Some companies are responding by changing how information is delivered. The New York Times has said it plans to offer one-sentence articles, succinctly summing up news so that the marrow of a story can be digested on the go. For those that spend a lot of time staring at their phone, this is the beginning of a trend that accentuates what the Watch is great for: important data in bite-size bits.
For road-warriors, the Watch will be even more useful. Apps like the one used by Starwood hotels and resorts will assign you a room so you can bypass the front desk and unlock your door with a wave of your wrist. Airline apps will store and display relevant flight and boarding data (as well as scanable barcodes that can be used to quickly get by security without fumbling for paperwork). If you travel for work, these kinds of changes will save you a lot of time.
That's true, too, when you're away from home and don't know exactly where you're going. Not only are you a tourist but you look like a tourist, too, fumbling for directions on your phone. While the iPhone's map applications and GPS are extremely useful in navigating to destinations, the Watch will offer more discreet directions along the way to your destination.

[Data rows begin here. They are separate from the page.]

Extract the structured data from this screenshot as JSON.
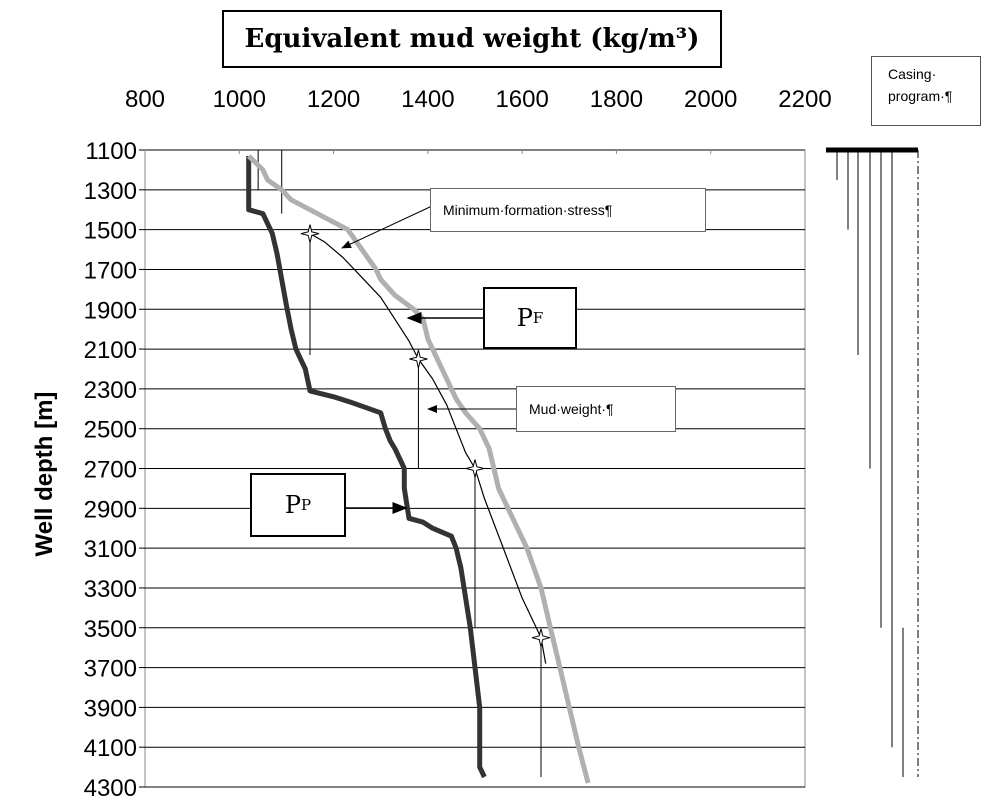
{
  "chart_data": {
    "type": "line",
    "title": "Equivalent mud weight (kg/m³)",
    "xlabel": "Equivalent mud weight (kg/m³)",
    "ylabel": "Well depth [m]",
    "x_ticks": [
      "800",
      "1000",
      "1200",
      "1400",
      "1600",
      "1800",
      "2000",
      "2200"
    ],
    "y_ticks": [
      "1100",
      "1300",
      "1500",
      "1700",
      "1900",
      "2100",
      "2300",
      "2500",
      "2700",
      "2900",
      "3100",
      "3300",
      "3500",
      "3700",
      "3900",
      "4100",
      "4300"
    ],
    "xlim": [
      800,
      2200
    ],
    "ylim": [
      1100,
      4300
    ],
    "y_inverted": true,
    "grid": "horizontal",
    "series": [
      {
        "name": "PP",
        "color": "#333333",
        "points": [
          [
            1020,
            1130
          ],
          [
            1020,
            1400
          ],
          [
            1050,
            1420
          ],
          [
            1070,
            1520
          ],
          [
            1080,
            1620
          ],
          [
            1090,
            1750
          ],
          [
            1100,
            1880
          ],
          [
            1110,
            2000
          ],
          [
            1120,
            2100
          ],
          [
            1140,
            2200
          ],
          [
            1150,
            2310
          ],
          [
            1200,
            2340
          ],
          [
            1240,
            2370
          ],
          [
            1300,
            2420
          ],
          [
            1310,
            2500
          ],
          [
            1320,
            2560
          ],
          [
            1330,
            2600
          ],
          [
            1340,
            2650
          ],
          [
            1350,
            2700
          ],
          [
            1350,
            2800
          ],
          [
            1360,
            2950
          ],
          [
            1390,
            2970
          ],
          [
            1410,
            3000
          ],
          [
            1450,
            3040
          ],
          [
            1460,
            3100
          ],
          [
            1470,
            3200
          ],
          [
            1480,
            3350
          ],
          [
            1490,
            3500
          ],
          [
            1500,
            3700
          ],
          [
            1510,
            3900
          ],
          [
            1510,
            4200
          ],
          [
            1520,
            4250
          ]
        ]
      },
      {
        "name": "PF",
        "color": "#b0b0b0",
        "points": [
          [
            1020,
            1130
          ],
          [
            1050,
            1200
          ],
          [
            1060,
            1250
          ],
          [
            1090,
            1300
          ],
          [
            1110,
            1350
          ],
          [
            1150,
            1400
          ],
          [
            1190,
            1450
          ],
          [
            1230,
            1500
          ],
          [
            1260,
            1600
          ],
          [
            1290,
            1700
          ],
          [
            1300,
            1750
          ],
          [
            1330,
            1830
          ],
          [
            1370,
            1900
          ],
          [
            1390,
            1950
          ],
          [
            1400,
            2050
          ],
          [
            1410,
            2100
          ],
          [
            1420,
            2150
          ],
          [
            1440,
            2250
          ],
          [
            1450,
            2300
          ],
          [
            1460,
            2350
          ],
          [
            1480,
            2420
          ],
          [
            1510,
            2500
          ],
          [
            1530,
            2600
          ],
          [
            1540,
            2700
          ],
          [
            1550,
            2800
          ],
          [
            1570,
            2900
          ],
          [
            1590,
            3000
          ],
          [
            1610,
            3100
          ],
          [
            1640,
            3300
          ],
          [
            1660,
            3500
          ],
          [
            1680,
            3700
          ],
          [
            1700,
            3900
          ],
          [
            1720,
            4100
          ],
          [
            1740,
            4280
          ]
        ]
      },
      {
        "name": "Minimum formation stress",
        "color": "#000000",
        "points": [
          [
            1150,
            1520
          ],
          [
            1180,
            1560
          ],
          [
            1220,
            1640
          ],
          [
            1260,
            1740
          ],
          [
            1300,
            1840
          ],
          [
            1330,
            1950
          ],
          [
            1360,
            2060
          ],
          [
            1380,
            2150
          ],
          [
            1410,
            2250
          ],
          [
            1440,
            2380
          ],
          [
            1460,
            2500
          ],
          [
            1480,
            2620
          ],
          [
            1500,
            2700
          ],
          [
            1520,
            2850
          ],
          [
            1560,
            3100
          ],
          [
            1600,
            3350
          ],
          [
            1640,
            3550
          ],
          [
            1650,
            3680
          ]
        ]
      }
    ],
    "markers": [
      [
        1150,
        1520
      ],
      [
        1380,
        2150
      ],
      [
        1500,
        2700
      ],
      [
        1640,
        3550
      ]
    ],
    "mud_weight_steps": [
      {
        "x": 1150,
        "from": 1520,
        "to": 2130
      },
      {
        "x": 1380,
        "from": 2150,
        "to": 2700
      },
      {
        "x": 1500,
        "from": 2700,
        "to": 3500
      },
      {
        "x": 1640,
        "from": 3550,
        "to": 4250
      }
    ],
    "casing_strings_bottom_depths": [
      1250,
      1500,
      2130,
      2700,
      3500,
      4100,
      4250
    ],
    "annotations": {
      "min_stress": "Minimum·formation·stress¶",
      "pf_main": "P",
      "pf_sub": "F",
      "mud_weight": "Mud·weight·¶",
      "pp_main": "P",
      "pp_sub": "P",
      "casing_line1": "Casing·",
      "casing_line2": "program·¶"
    }
  }
}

Apple's Maps and third-party Watch apps like City Mapper both offer haptic feedback to directions in the form of taps on your wrist. This silent information lets you know exactly where you're going in strange cities, without the hassle of staring at your phone's screen. The City Mapper app even features mass transit data and will tap your wrist when it is time to get off at train, subway and bus stops without making it obvious.
If walking isn't your thing, the Uber app -- it was highlighted on stage during last month's Apple event -- allows you to book a car using your current location, also providing you information and a picture of your ride and driver, right on the wrist. And of course, you'll be able to pay for things using Apple Pay with a flick of the wrist.
The point is, all kinds of data will be available at a glance, and all of it can be personalized to your specific needs. Better yet, Apple execs are already looking beyond the upcoming launch and have promised that Watch software will improve, both in the short term and, more importantly, over the long haul with the introduction of fully native Apple Watch apps.
Because the Watch is aimed at the millions of people already using Apple products, especially the iPhone, it should just slip right into existing workflows and equipment, like a puzzle piece nobody knew was missing. Support for Handoff and Continuity is especially important: You can begin a phone call on the Watch and push it to the Phone with a button tap; start reading an email on the Watch, finish it on your Mac or iPhone. The level of sophisticated integration with products you're already using -- and with iOS 8's security -- is a major plus.